- Born: 5 March 1911 Portaferry, County Down, Ireland
- Died: 7 June 1995 (aged 84) Belfast, Northern Ireland
- Occupations: Actor; playwright; novelist; manager; short-story writer;
- Years active: 1947–1964
- Spouse: Lena Milligan ​ ​(m. 1942)​
- Children: 2, including Frances Tomelty
- Family: Joe Sumner (grandson)

= Joseph Tomelty =

Irish actor, playwright and novelist (1911–1995)

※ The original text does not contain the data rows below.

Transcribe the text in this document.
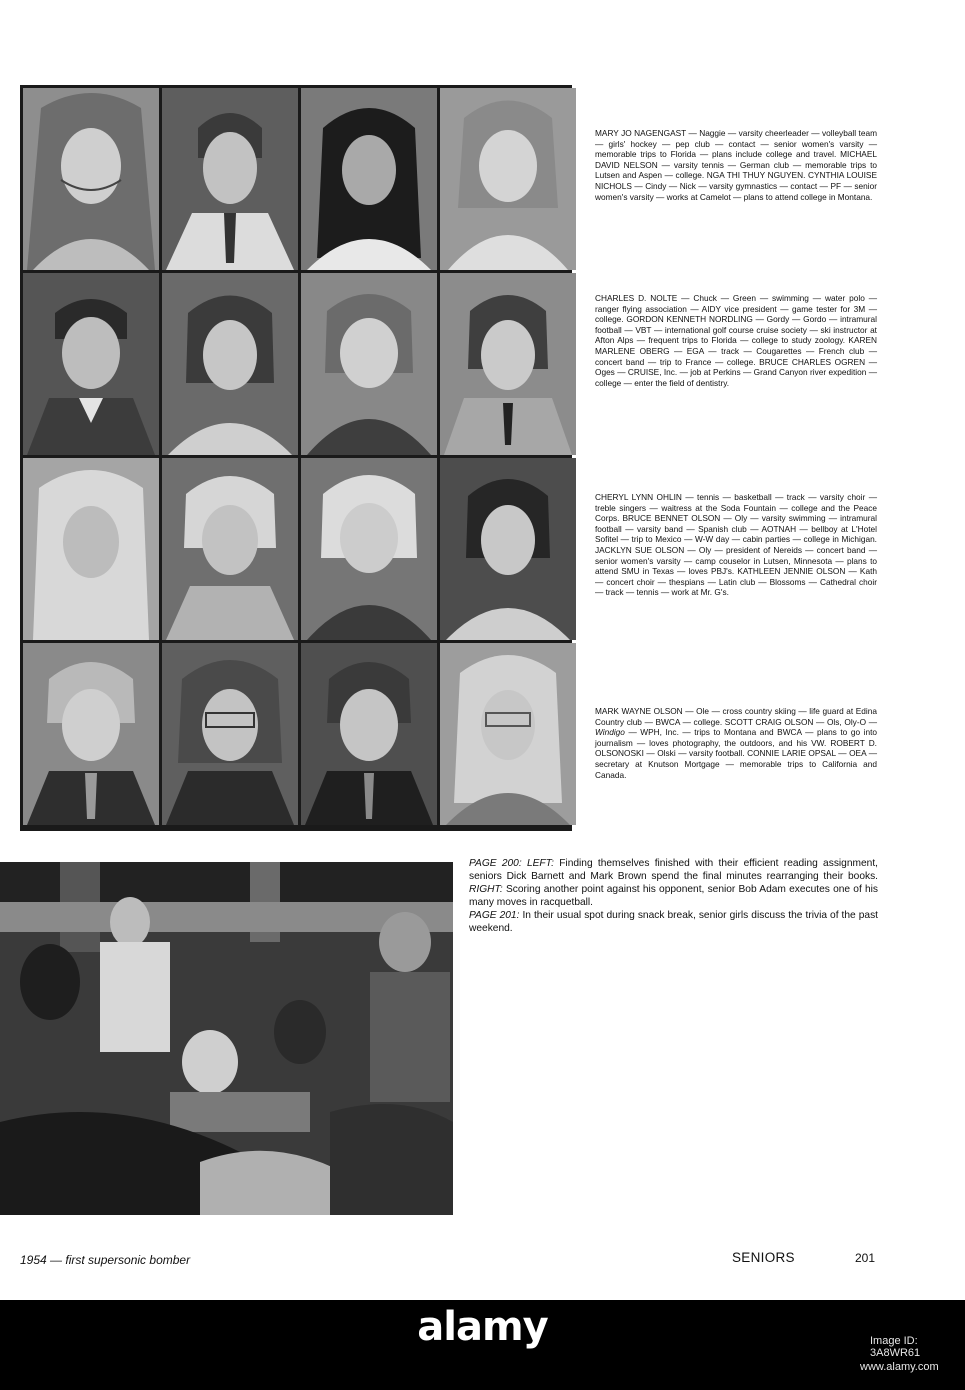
MARY JO NAGENGAST — Naggie — varsity cheerleader — volleyball team — girls' hockey — pep club — contact — senior women's varsity — memorable trips to Florida — plans include college and travel. MICHAEL DAVID NELSON — varsity tennis — German club — memorable trips to Lutsen and Aspen — college. NGA THI THUY NGUYEN. CYNTHIA LOUISE NICHOLS — Cindy — Nick — varsity gymnastics — contact — PF — senior women's varsity — works at Camelot — plans to attend college in Montana.

CHARLES D. NOLTE — Chuck — Green — swimming — water polo — ranger flying association — AIDY vice president — game tester for 3M — college. GORDON KENNETH NORDLING — Gordy — Gordo — intramural football — VBT — international golf course cruise society — ski instructor at Afton Alps — frequent trips to Florida — college to study zoology. KAREN MARLENE OBERG — EGA — track — Cougarettes — French club — concert band — trip to France — college. BRUCE CHARLES OGREN — Oges — CRUISE, Inc. — job at Perkins — Grand Canyon river expedition — college — enter the field of dentistry.

CHERYL LYNN OHLIN — tennis — basketball — track — varsity choir — treble singers — waitress at the Soda Fountain — college and the Peace Corps. BRUCE BENNET OLSON — Oly — varsity swimming — intramural football — varsity band — Spanish club — AOTNAH — bellboy at L'Hotel Sofitel — trip to Mexico — W-W day — cabin parties — college in Michigan. JACKLYN SUE OLSON — Oly — president of Nereids — concert band — senior women's varsity — camp couselor in Lutsen, Minnesota — plans to attend SMU in Texas — loves PBJ's. KATHLEEN JENNIE OLSON — Kath — concert choir — thespians — Latin club — Blossoms — Cathedral choir — track — tennis — work at Mr. G's.

MARK WAYNE OLSON — Ole — cross country skiing — life guard at Edina Country club — BWCA — college. SCOTT CRAIG OLSON — Ols, Oly-O — Windigo — WPH, Inc. — trips to Montana and BWCA — plans to go into journalism — loves photography, the outdoors, and his VW. ROBERT D. OLSONOSKI — Olski — varsity football. CONNIE LARIE OPSAL — OEA — secretary at Knutson Mortgage — memorable trips to California and Canada.

PAGE 200: LEFT: Finding themselves finished with their efficient reading assignment, seniors Dick Barnett and Mark Brown spend the final minutes rearranging their books. RIGHT: Scoring another point against his opponent, senior Bob Adam executes one of his many moves in racquetball.
PAGE 201: In their usual spot during snack break, senior girls discuss the trivia of the past weekend.

1954 — first supersonic bomber	SENIORS	201
alamy	Image ID: 3A8WR61
www.alamy.com
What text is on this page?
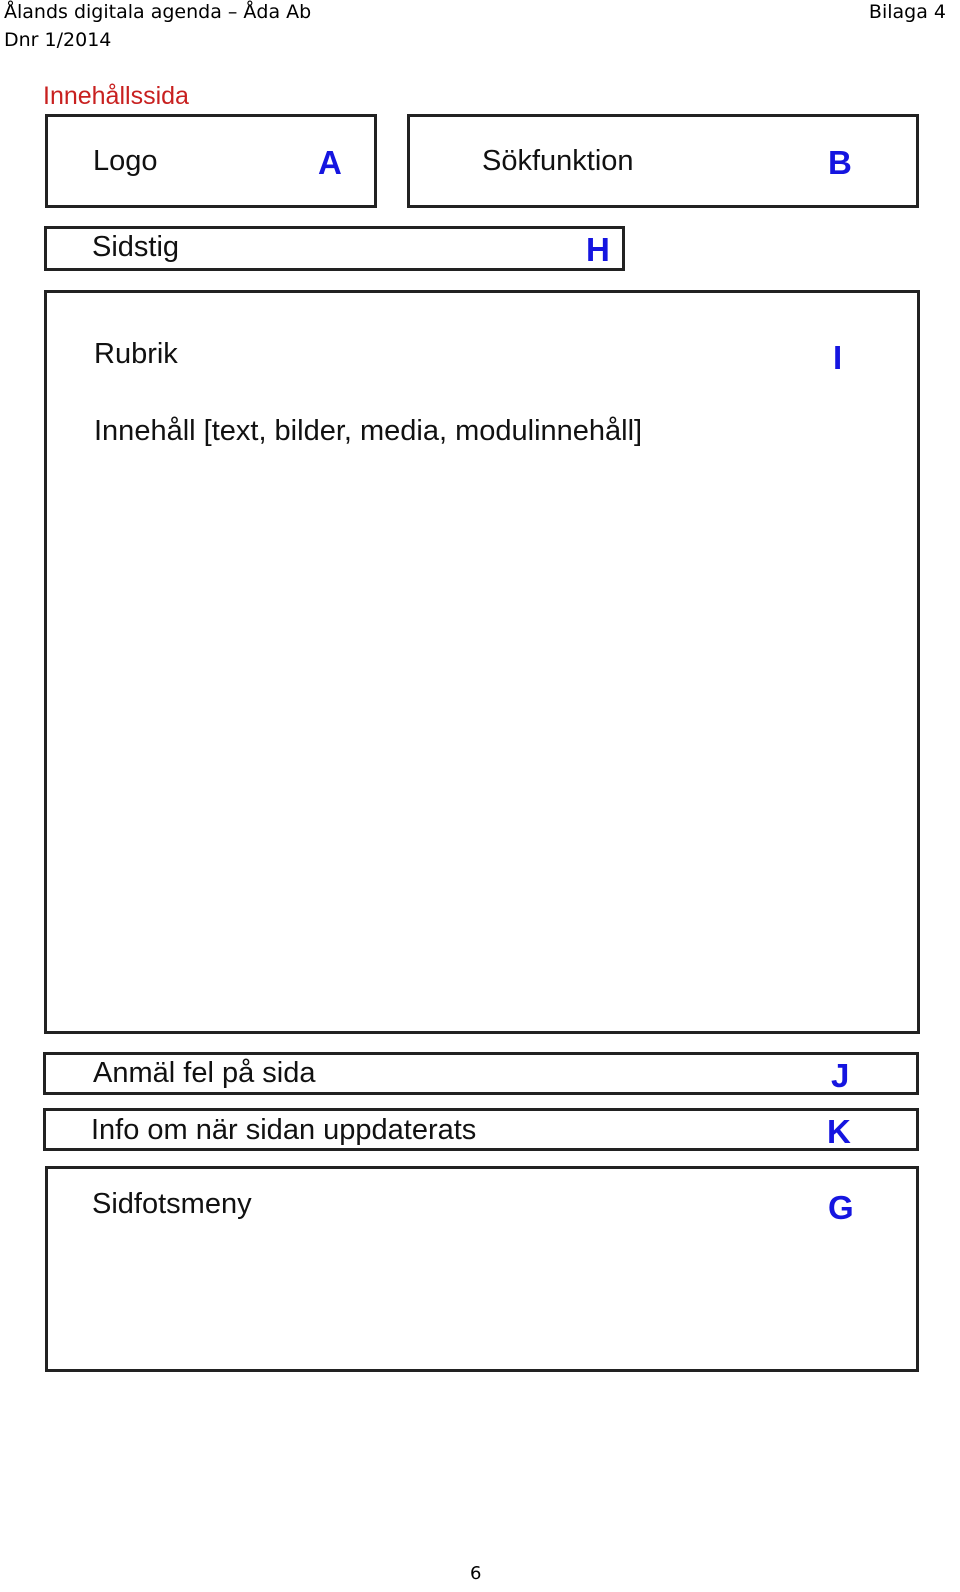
Ålands digitala agenda – Åda Ab
Dnr 1/2014
Bilaga 4
Innehållssida
Logo	A	Sökfunktion	B
Sidstig	H
Rubrik
Innehåll [text, bilder, media, modulinnehåll]
I
Anmäl fel på sida	J
Info om när sidan uppdaterats	K
Sidfotsmeny	G
6
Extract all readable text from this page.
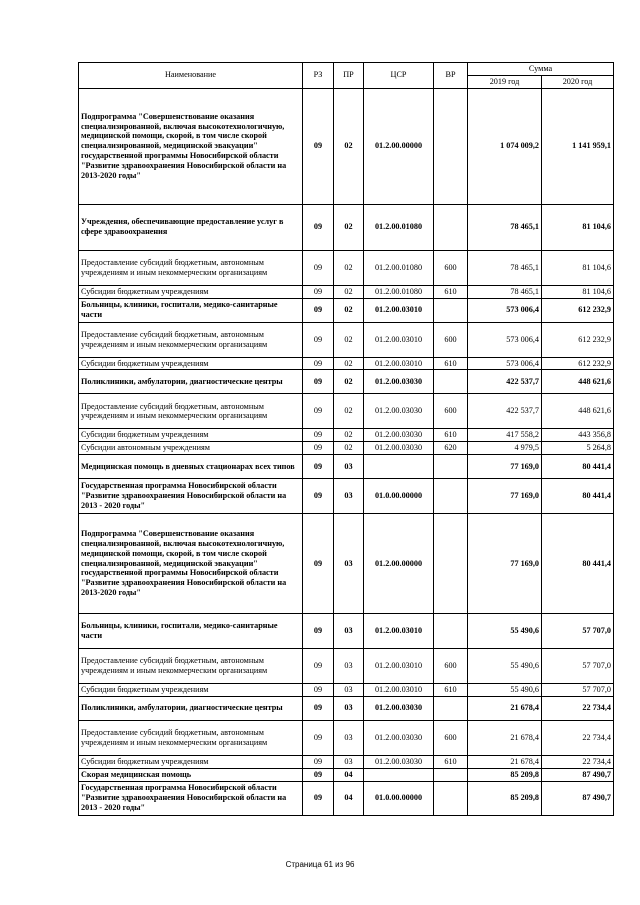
Наименование	РЗ	ПР	ЦСР	ВР	Сумма	
					2019 год	2020 год
Подпрограмма "Совершенствование оказания специализированной, включая высокотехнологичную, медицинской помощи, скорой, в том числе скорой специализированной, медицинской эвакуации" государственной программы Новосибирской области "Развитие здравоохранения Новосибирской области на 2013-2020 годы"	09	02	01.2.00.00000		1 074 009,2	1 141 959,1
Учреждения, обеспечивающие предоставление услуг в сфере здравоохранения	09	02	01.2.00.01080		78 465,1	81 104,6
Предоставление субсидий бюджетным, автономным учреждениям и иным некоммерческим организациям	09	02	01.2.00.01080	600	78 465,1	81 104,6
Субсидии бюджетным учреждениям	09	02	01.2.00.01080	610	78 465,1	81 104,6
Больницы, клиники, госпитали, медико-санитарные части	09	02	01.2.00.03010		573 006,4	612 232,9
Предоставление субсидий бюджетным, автономным учреждениям и иным некоммерческим организациям	09	02	01.2.00.03010	600	573 006,4	612 232,9
Субсидии бюджетным учреждениям	09	02	01.2.00.03010	610	573 006,4	612 232,9
Поликлиники, амбулатории, диагностические центры	09	02	01.2.00.03030		422 537,7	448 621,6
Предоставление субсидий бюджетным, автономным учреждениям и иным некоммерческим организациям	09	02	01.2.00.03030	600	422 537,7	448 621,6
Субсидии бюджетным учреждениям	09	02	01.2.00.03030	610	417 558,2	443 356,8
Субсидии автономным учреждениям	09	02	01.2.00.03030	620	4 979,5	5 264,8
Медицинская помощь в дневных стационарах всех типов	09	03			77 169,0	80 441,4
Государственная программа Новосибирской области "Развитие здравоохранения Новосибирской области на 2013 - 2020 годы"	09	03	01.0.00.00000		77 169,0	80 441,4
Подпрограмма "Совершенствование оказания специализированной, включая высокотехнологичную, медицинской помощи, скорой, в том числе скорой специализированной, медицинской эвакуации" государственной программы Новосибирской области "Развитие здравоохранения Новосибирской области на 2013-2020 годы"	09	03	01.2.00.00000		77 169,0	80 441,4
Больницы, клиники, госпитали, медико-санитарные части	09	03	01.2.00.03010		55 490,6	57 707,0
Предоставление субсидий бюджетным, автономным учреждениям и иным некоммерческим организациям	09	03	01.2.00.03010	600	55 490,6	57 707,0
Субсидии бюджетным учреждениям	09	03	01.2.00.03010	610	55 490,6	57 707,0
Поликлиники, амбулатории, диагностические центры	09	03	01.2.00.03030		21 678,4	22 734,4
Предоставление субсидий бюджетным, автономным учреждениям и иным некоммерческим организациям	09	03	01.2.00.03030	600	21 678,4	22 734,4
Субсидии бюджетным учреждениям	09	03	01.2.00.03030	610	21 678,4	22 734,4
Скорая медицинская помощь	09	04			85 209,8	87 490,7
Государственная программа Новосибирской области "Развитие здравоохранения Новосибирской области на 2013 - 2020 годы"	09	04	01.0.00.00000		85 209,8	87 490,7
Страница 61 из 96
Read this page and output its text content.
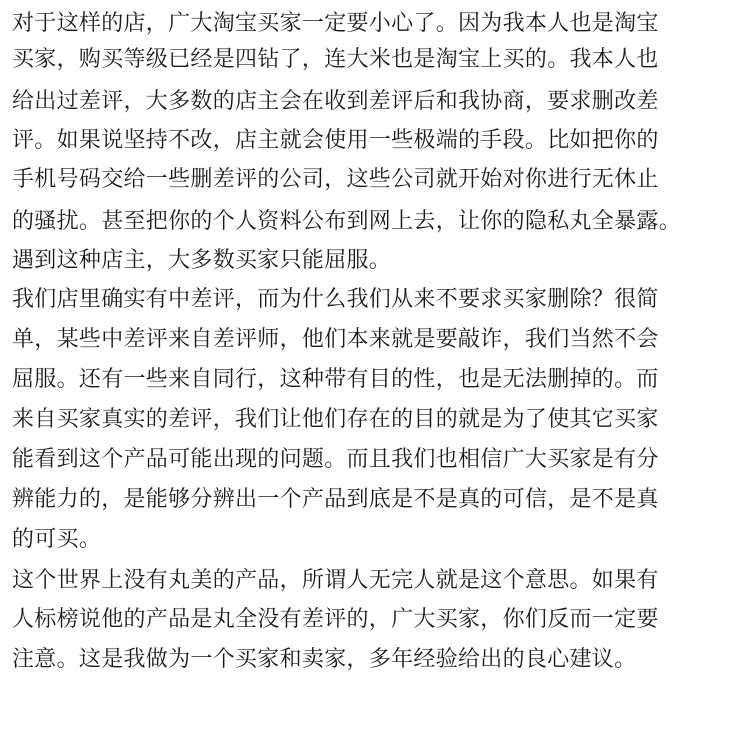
对于这样的店，广大淘宝买家一定要小心了。因为我本人也是淘宝
买家，购买等级已经是四钻了，连大米也是淘宝上买的。我本人也
给出过差评，大多数的店主会在收到差评后和我协商，要求删改差
评。如果说坚持不改，店主就会使用一些极端的手段。比如把你的
手机号码交给一些删差评的公司，这些公司就开始对你进行无休止
的骚扰。甚至把你的个人资料公布到网上去，让你的隐私丸全暴露。
遇到这种店主，大多数买家只能屈服。
我们店里确实有中差评，而为什么我们从来不要求买家删除？很简
单，某些中差评来自差评师，他们本来就是要敲诈，我们当然不会
屈服。还有一些来自同行，这种带有目的性，也是无法删掉的。而
来自买家真实的差评，我们让他们存在的目的就是为了使其它买家
能看到这个产品可能出现的问题。而且我们也相信广大买家是有分
辨能力的，是能够分辨出一个产品到底是不是真的可信，是不是真
的可买。
这个世界上没有丸美的产品，所谓人无完人就是这个意思。如果有
人标榜说他的产品是丸全没有差评的，广大买家，你们反而一定要
注意。这是我做为一个买家和卖家，多年经验给出的良心建议。
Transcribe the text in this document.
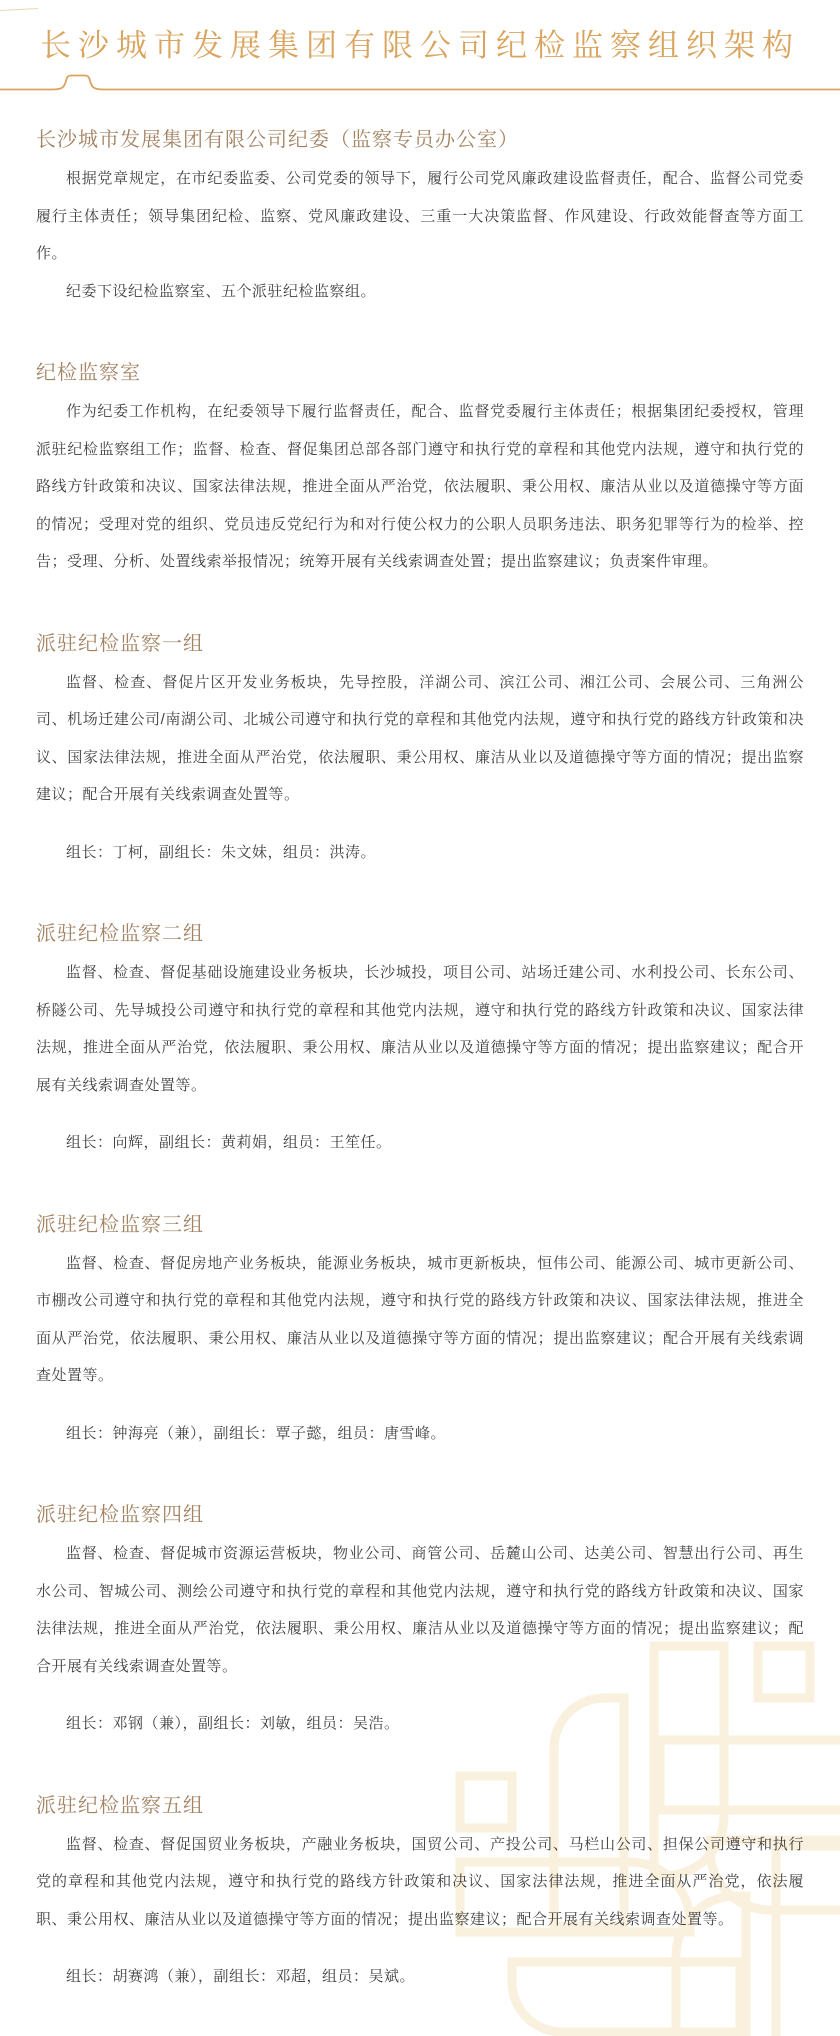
长沙城市发展集团有限公司纪检监察组织架构
长沙城市发展集团有限公司纪委（监察专员办公室）

根据党章规定，在市纪委监委、公司党委的领导下，履行公司党风廉政建设监督责任，配合、监督公司党委履行主体责任；领导集团纪检、监察、党风廉政建设、三重一大决策监督、作风建设、行政效能督查等方面工作。

纪委下设纪检监察室、五个派驻纪检监察组。

纪检监察室

作为纪委工作机构，在纪委领导下履行监督责任，配合、监督党委履行主体责任；根据集团纪委授权，管理派驻纪检监察组工作；监督、检查、督促集团总部各部门遵守和执行党的章程和其他党内法规，遵守和执行党的路线方针政策和决议、国家法律法规，推进全面从严治党，依法履职、秉公用权、廉洁从业以及道德操守等方面的情况；受理对党的组织、党员违反党纪行为和对行使公权力的公职人员职务违法、职务犯罪等行为的检举、控告；受理、分析、处置线索举报情况；统筹开展有关线索调查处置；提出监察建议；负责案件审理。

派驻纪检监察一组

监督、检查、督促片区开发业务板块，先导控股，洋湖公司、滨江公司、湘江公司、会展公司、三角洲公司、机场迁建公司/南湖公司、北城公司遵守和执行党的章程和其他党内法规，遵守和执行党的路线方针政策和决议、国家法律法规，推进全面从严治党，依法履职、秉公用权、廉洁从业以及道德操守等方面的情况；提出监察建议；配合开展有关线索调查处置等。

组长：丁柯，副组长：朱文妹，组员：洪涛。

派驻纪检监察二组

监督、检查、督促基础设施建设业务板块，长沙城投，项目公司、站场迁建公司、水利投公司、长东公司、桥隧公司、先导城投公司遵守和执行党的章程和其他党内法规，遵守和执行党的路线方针政策和决议、国家法律法规，推进全面从严治党，依法履职、秉公用权、廉洁从业以及道德操守等方面的情况；提出监察建议；配合开展有关线索调查处置等。

组长：向辉，副组长：黄莉娟，组员：王笙任。

派驻纪检监察三组

监督、检查、督促房地产业务板块，能源业务板块，城市更新板块，恒伟公司、能源公司、城市更新公司、市棚改公司遵守和执行党的章程和其他党内法规，遵守和执行党的路线方针政策和决议、国家法律法规，推进全面从严治党，依法履职、秉公用权、廉洁从业以及道德操守等方面的情况；提出监察建议；配合开展有关线索调查处置等。

组长：钟海亮（兼），副组长：覃子懿，组员：唐雪峰。

派驻纪检监察四组

监督、检查、督促城市资源运营板块，物业公司、商管公司、岳麓山公司、达美公司、智慧出行公司、再生水公司、智城公司、测绘公司遵守和执行党的章程和其他党内法规，遵守和执行党的路线方针政策和决议、国家法律法规，推进全面从严治党，依法履职、秉公用权、廉洁从业以及道德操守等方面的情况；提出监察建议；配合开展有关线索调查处置等。

组长：邓钢（兼），副组长：刘敏，组员：吴浩。

派驻纪检监察五组

监督、检查、督促国贸业务板块，产融业务板块，国贸公司、产投公司、马栏山公司、担保公司遵守和执行党的章程和其他党内法规，遵守和执行党的路线方针政策和决议、国家法律法规，推进全面从严治党，依法履职、秉公用权、廉洁从业以及道德操守等方面的情况；提出监察建议；配合开展有关线索调查处置等。

组长：胡赛鸿（兼），副组长：邓超，组员：吴斌。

Joseph “Joe” Tomelty (5 March 1911 - 7 June 1995) was an Irish actor, playwright, novelist, short-story writer and theatre manager. He worked in film, television, radio and on the stage, starring in Sam Thompson's 1960 play Over the Bridge.

==Life and career==
Born in Portaferry in 1911, he was the son of James Tomelty, a skilled fiddler who was nicknamed "Rollicking"; and the brother of Peter Tomelty, a tenor and recording artist. Tomelty's exposure to music at a young age influenced his work as a playwright, with several of his stage works being named after songs, including The Singing Bird (1948), Down the Heather Glen (1953) and The Drunken Sailor (1954).

Tomelty was a co-founder, in 1940, of the Group Theatre in Belfast, and served as its general manager until 1951.

He married Lena Milligan in 1942.
They had two daughters together: Frances Tomelty is an actress and the first wife of singer and musician Sting; while Roma Tomelty (d. 22 April 2020) was also an actress.

==Works==

===Plays===
- Barnum Was Right (1939)
- Idolatry at Inishargie (1942)
- Poor Errand (1943)
- Right Again Barnum (1943)
- The End House (1944)
- All Souls' Night (1948)
- The Singing Bird (1948)
- Down the Heather Glen (1953)
- April in Assagh (1954)
- The Drunken Sailor (1954)
- Is the Priest at Home? (1954)
- A Year in Marlfield (1965)

===Novels===
- Red Is the Port Light (1948)
- The Apprentice (1953)

===Radio===
- Barnum Is Right (1938)
- Elopement (1939)
- The McCooeys (1948)

===Complete filmography===

- Odd Man Out (1947) - 'Gin' Jimmy, the cabbie
- Shark Island (1951) - Seán
- Treasure Hunt (1952) - Poacher
- The Sound Barrier (1952) - Will Sparks
- You're Only Young Twice (1952) - Dan McEntee
- The Gentle Gunman (1952) - Dr Brannigan
- The Gentle Maiden (1953 TV movie) - John Clarke
- The Oracle (1953) - Terry Roche
- Melba (1953) - Thomas Mitchell
- Meet Mr Lucifer (1953) - Mr. Pedelty
- Hell Below Zero (1954) - Capt. McPhee
- Front Page Story (1954) - Dan
- Hobson's Choice (1954) - Jim Heeler
- Devil Girl from Mars (1954) - Prof. Arnold Hennessey
- Happy Ever After (1954) - Dooley
- The Young Lovers (1954) - Moffatt
- Simba (1955) - Dr. Hughes
- Bedevilled (1955) - Father Cunningham
- A Kid for Two Farthings (1955) - Vagrant
- John and Julie (1955) - Mr. Davidson
- Timeslip (1955) - Detective Inspector Cleary
- A Prize of Gold (1955) - Uncle Dan
- Moby Dick (1956) - Peter Coffin (voice dubbed by John Huston)
- A Night to Remember (1958) - Dr. William O'Loughlin
- Tread Softly Stranger (1958) - Joe Ryan
- The Captain's Table (1959) - Dalrymple
- Upstairs and Downstairs (1959) - Arthur Farringdon
- Next to No Wife (1959 TV movie) - Canon Fergus Brodie
- Life Is a Circus (1960) - Joe Winter
- Hell Is a City (1960) - Furnisher Steele
- The Day They Robbed the Bank of England (1960) - Cohoun
- Lancelot and Guinevere (1963) - Sir Kaye
- The Black Torment (1964) - Sir Giles Fordyke

==The McCooeys==
Tomelty's family-based radio sitcom The McCooeys was first broadcast on the BBC Home Service in Northern Ireland on 13 May 1949, becoming the region's most listened-to programme over the next six years. Centre Stage Theatre Company, co-founded by his daughter Roma and her husband Colin Carnegie, revived four of the episodes in a stage version, directed by Michael Quinn and performed in the refurbished Grand Opera House Studio Theatre in February 2022.